The research of Haidong Dong, M.D., Ph.D., is focused on cancer immunology and immunotherapy. The long-term goal of his laboratory is to understand the molecular and cellular regulatory mechanisms in tumor-immune cell interactions and translate basic research observations into effective cancer immunotherapies.
Dr. Dong's early work addressed the Hellstrom paradox — an enigma in tumor immunology — the coexistence of immune cells and growing tumors. He co-discovered B7-H1 (also named PD-L1) in 1998 and was the first to define a role of B7-H1 in cancer immune evasion and coined the concept of B7-H1 blockade therapy of cancer in 2002. This discovery provided an explanation for the Hellstrom paradox: Despite being surrounded by immune cells in tissues, tumor cells can escape the immune attack by using B7-H1 to dampen the function of immune cells.
Currently, the focus of Dr. Dong's research is on defining the molecular and cellular mechanisms of action of tumor-reactive T cell responses, and identifying cell intrinsic mechanisms responsible for tumor resistance to cytotoxic therapy or immunotherapy. This translational research is expected to deliver new biomarkers to predict and monitor patient responses to cancer immunotherapy, new therapeutic targets to overcome tumor resistance to immunotherapy, and new rational combined cancer therapy.
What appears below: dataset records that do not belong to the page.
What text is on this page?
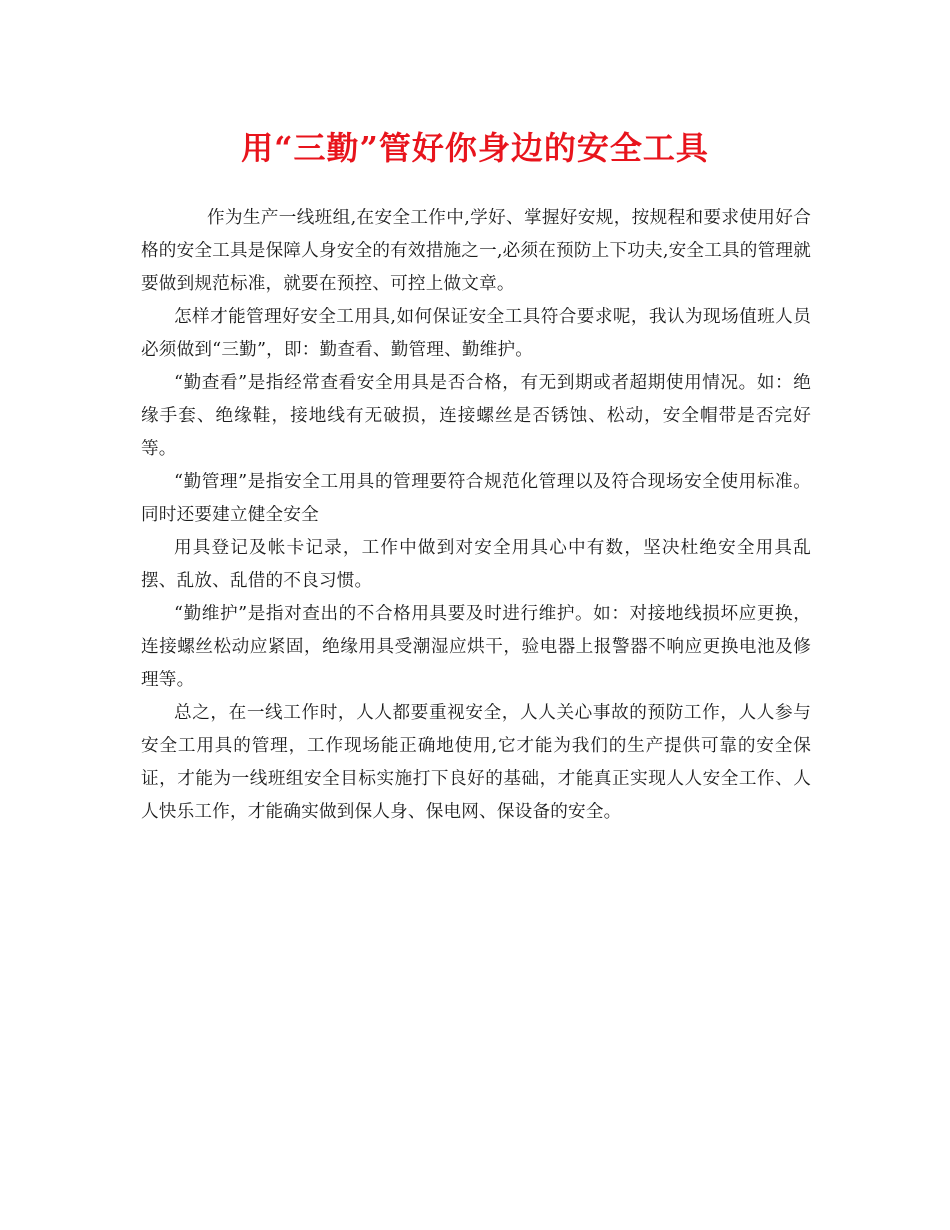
用“三勤”管好你身边的安全工具

作为生产一线班组,在安全工作中,学好、掌握好安规，按规程和要求使用好合格的安全工具是保障人身安全的有效措施之一,必须在预防上下功夫,安全工具的管理就要做到规范标准，就要在预控、可控上做文章。

怎样才能管理好安全工用具,如何保证安全工具符合要求呢，我认为现场值班人员必须做到“三勤”，即：勤查看、勤管理、勤维护。

“勤查看”是指经常查看安全用具是否合格，有无到期或者超期使用情况。如：绝缘手套、绝缘鞋，接地线有无破损，连接螺丝是否锈蚀、松动，安全帽带是否完好等。

“勤管理”是指安全工用具的管理要符合规范化管理以及符合现场安全使用标准。同时还要建立健全安全

用具登记及帐卡记录，工作中做到对安全用具心中有数，坚决杜绝安全用具乱摆、乱放、乱借的不良习惯。

“勤维护”是指对查出的不合格用具要及时进行维护。如：对接地线损坏应更换，连接螺丝松动应紧固，绝缘用具受潮湿应烘干，验电器上报警器不响应更换电池及修理等。

总之，在一线工作时，人人都要重视安全，人人关心事故的预防工作，人人参与安全工用具的管理，工作现场能正确地使用,它才能为我们的生产提供可靠的安全保证，才能为一线班组安全目标实施打下良好的基础，才能真正实现人人安全工作、人人快乐工作，才能确实做到保人身、保电网、保设备的安全。
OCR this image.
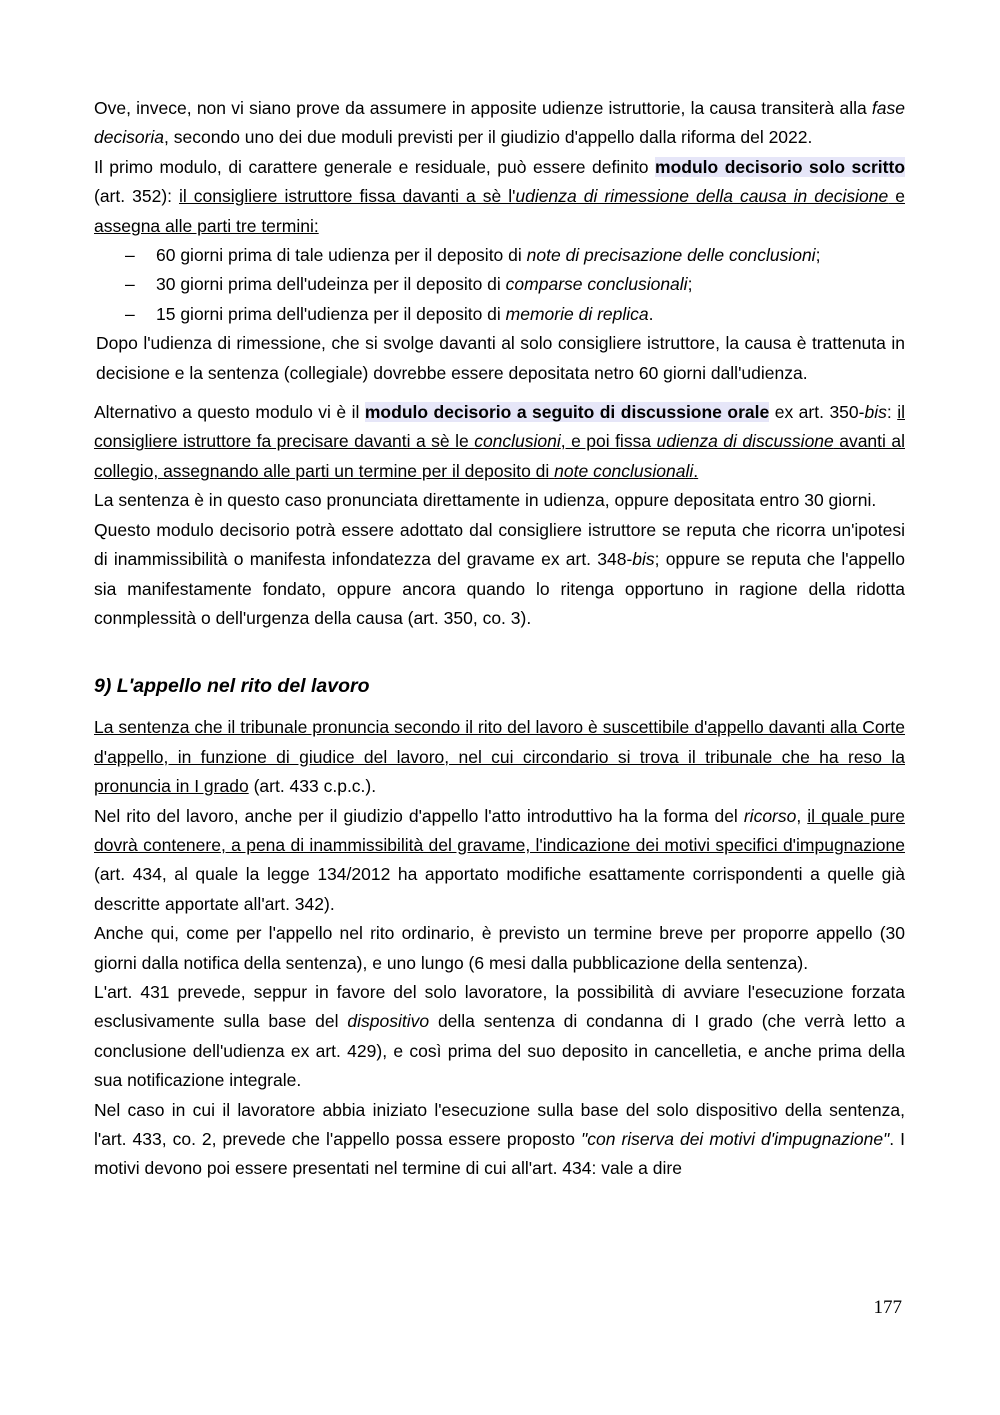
Ove, invece, non vi siano prove da assumere in apposite udienze istruttorie, la causa transiterà alla fase decisoria, secondo uno dei due moduli previsti per il giudizio d'appello dalla riforma del 2022.

Il primo modulo, di carattere generale e residuale, può essere definito modulo decisorio solo scritto (art. 352): il consigliere istruttore fissa davanti a sè l'udienza di rimessione della causa in decisione e assegna alle parti tre termini:

– 60 giorni prima di tale udienza per il deposito di note di precisazione delle conclusioni;
– 30 giorni prima dell'udeinza per il deposito di comparse conclusionali;
– 15 giorni prima dell'udienza per il deposito di memorie di replica.

Dopo l'udienza di rimessione, che si svolge davanti al solo consigliere istruttore, la causa è trattenuta in decisione e la sentenza (collegiale) dovrebbe essere depositata netro 60 giorni dall'udienza.

Alternativo a questo modulo vi è il modulo decisorio a seguito di discussione orale ex art. 350-bis: il consigliere istruttore fa precisare davanti a sè le conclusioni, e poi fissa udienza di discussione avanti al collegio, assegnando alle parti un termine per il deposito di note conclusionali.

La sentenza è in questo caso pronunciata direttamente in udienza, oppure depositata entro 30 giorni.

Questo modulo decisorio potrà essere adottato dal consigliere istruttore se reputa che ricorra un'ipotesi di inammissibilità o manifesta infondatezza del gravame ex art. 348-bis; oppure se reputa che l'appello sia manifestamente fondato, oppure ancora quando lo ritenga opportuno in ragione della ridotta conmplessità o dell'urgenza della causa (art. 350, co. 3).

9) L'appello nel rito del lavoro

La sentenza che il tribunale pronuncia secondo il rito del lavoro è suscettibile d'appello davanti alla Corte d'appello, in funzione di giudice del lavoro, nel cui circondario si trova il tribunale che ha reso la pronuncia in I grado (art. 433 c.p.c.).

Nel rito del lavoro, anche per il giudizio d'appello l'atto introduttivo ha la forma del ricorso, il quale pure dovrà contenere, a pena di inammissibilità del gravame, l'indicazione dei motivi specifici d'impugnazione (art. 434, al quale la legge 134/2012 ha apportato modifiche esattamente corrispondenti a quelle già descritte apportate all'art. 342).

Anche qui, come per l'appello nel rito ordinario, è previsto un termine breve per proporre appello (30 giorni dalla notifica della sentenza), e uno lungo (6 mesi dalla pubblicazione della sentenza).

L'art. 431 prevede, seppur in favore del solo lavoratore, la possibilità di avviare l'esecuzione forzata esclusivamente sulla base del dispositivo della sentenza di condanna di I grado (che verrà letto a conclusione dell'udienza ex art. 429), e così prima del suo deposito in cancelletia, e anche prima della sua notificazione integrale.

Nel caso in cui il lavoratore abbia iniziato l'esecuzione sulla base del solo dispositivo della sentenza, l'art. 433, co. 2, prevede che l'appello possa essere proposto "con riserva dei motivi d'impugnazione". I motivi devono poi essere presentati nel termine di cui all'art. 434: vale a dire

177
Dr. Dong's research is funded by the National Institutes of Health and Mayo Clinic.
- Defining the mechanisms of T cell responses to therapies in patients with advanced cancer. Naturally occurring (endogenous) anti-tumor immunity is present, but it is mostly invisible. Endogenous anti-tumor immunity not only prevents tumor cells from causing cancer but also influences the outcome of growing tumors in responses to various treatments. In most cases with progressive cancers, endogenous anti-tumor immune cells remain quiescent in spite of the persistent presence of tumor antigens that are recognized by immune cells. Dr. Dong's research group is addressing the therapeutic impact (surgery, radiation and chemotherapy) on the patient's own immune system, and seeking a way to promote and maintain a strong anti-tumor immunity in patients following conventional treatments.
- Identifying biomarkers for cancer immunotherapy. Immune checkpoint therapy with PD-1 or PD-L1 (B7-H1) blockade has emerged as an effective therapy for many advanced cancers. Only a small fraction of patients, however, achieve durable responses. Major challenges remain, such as how to identify these responsive patients and how to monitor tumor-reactive T cells during immunotherapy. To address these questions, researchers in Dr. Dong's group are defining the physiological and pathological mechanisms of regulating endogenous anti-tumor immune responses. They are also developing methods to monitor the degree to which immune checkpoint blockade contributes to restoring or enhancing anti-tumor immunity.
- Identifying new mechanisms responsible for cancer resistance to cytotoxic therapy. Development of resistance to therapy is a hallmark feature of human cancer. Since most cancer treatment induces cell death in cancer cells (cytotoxic therapy), cancer cells gradually and adaptively gain mechanism to survive under cytotoxic therapy. Traditionally, the emergence of chemoresistance and immunoresistance are considered as parallel and unrelated events. However, recent studies indicate that the overexpression of some immune checkpoint molecules (B7-H1/PD-L1) not only negatively influences anti-tumor immunity but also renders tumor cells resistant to chemotherapeutic agents. Dr. Dong and his team are dissecting the mechanism by which B7-H1 governs tumor chemoresistance and developing new rational combined therapies to overcome drug resistance in cancers.
Significance to patient care
Efforts by Dr. Dong and his team are directed toward developing strategies for improving tumor immunotherapy and blunting tumor resistance to cytotoxic therapies, such as immunotherapy, chemotherapy and radiotherapy. While their research is largely centered on tumors of the kidney, bladder, prostate and breast, as well as on melanoma, the impact of their investigations extends to leukemia and solid malignancies in general.